4. The Prosecutor’s Fallacy: Misinterpreting Probability
- The jury was told that the probability of Letby being present for all these deaths by chance was “1 in 3.5 million”.
- This misleading argument makes two major mistakes:
- It assumes each death is an independent random event, when clusters happen naturally due to factors like seasonal infections, staffing levels, and equipment failures.
- It ignores alternative explanations, including poor hospital conditions and misdiagnosed medical complications, which might have been responsible for many of the deaths.
Expert Criticism: The Fallacy in Action
Several statisticians and medical experts have questioned the statistical reasoning behind Letby’s conviction:
- Dr. Richard Gill (Former Chair of Mathematical Statistics, Leiden University): Argued that the prosecution’s statistical argument was a “classic Texas Sharpshooter” mistake, cherry-picking data and excluding deaths where Letby wasn’t present.
- Prof. Jane Hutton (Professor of Statistics, Warwick University): Emphasised that all neonatal deaths should be analysed, not just a subset supporting the prosecution’s narrative.
- Medical Experts: Pointed out that the hospital’s mortality rate remained high even after Letby was removed from duty, suggesting systemic failures rather than the actions of a single nurse.
The Danger of the Texas Sharpshooter Fallacy in Criminal Justice
The Letby case is a textbook example of why cherry-picked statistics can create false narratives in the courtroom.
- Humans instinctively seek patterns, even in random data. When jurors see a chart where Letby’s name is the only one with multiple deaths, they may assume intent, even if the pattern is artificially constructed.
- In ambiguous medical cases, statistical manipulation can override weak physical evidence and lead to wrongful convictions.
- By focusing on Letby as a “bad actor”, the hospital avoids scrutiny over systemic failures in neonatal care, including understaffing, medical errors, and resource shortages.

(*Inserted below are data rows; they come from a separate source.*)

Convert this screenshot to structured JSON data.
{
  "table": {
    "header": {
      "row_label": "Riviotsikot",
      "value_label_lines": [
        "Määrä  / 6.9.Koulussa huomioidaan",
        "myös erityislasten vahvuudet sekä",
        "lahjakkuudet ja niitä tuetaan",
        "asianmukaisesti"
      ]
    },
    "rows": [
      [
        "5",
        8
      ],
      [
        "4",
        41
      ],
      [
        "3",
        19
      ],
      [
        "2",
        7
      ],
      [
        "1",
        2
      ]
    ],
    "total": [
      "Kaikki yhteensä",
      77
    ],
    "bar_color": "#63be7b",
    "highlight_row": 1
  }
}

The Bigger Picture: Does This Prove Letby’s Innocence?
The Texas Sharpshooter Fallacy does not prove Letby is innocent, but it does cast significant doubt on the prosecution’s statistical reasoning. When combined with:
- Disputed medical evidence (e.g. air embolism diagnoses contradicted by experts).
- No direct witnesses to wrongdoing.
- A struggling hospital with a high infant mortality rate, even after Letby’s departure.
…it suggests that the “pattern” of Letby’s presence at deaths may have been artificially constructed rather than genuinely significant.
In Justice, as in Statistics, Correlation ≠ Causation
If the jury was swayed by a pattern that was painted after the fact, then Letby may have been convicted not on solid proof, but on a fallacy. This case serves as a cautionary tale: when statistics are weaponised in courtrooms, they must be scrutinised rigorously, because mistaking correlation for causation can cost an innocent person their life.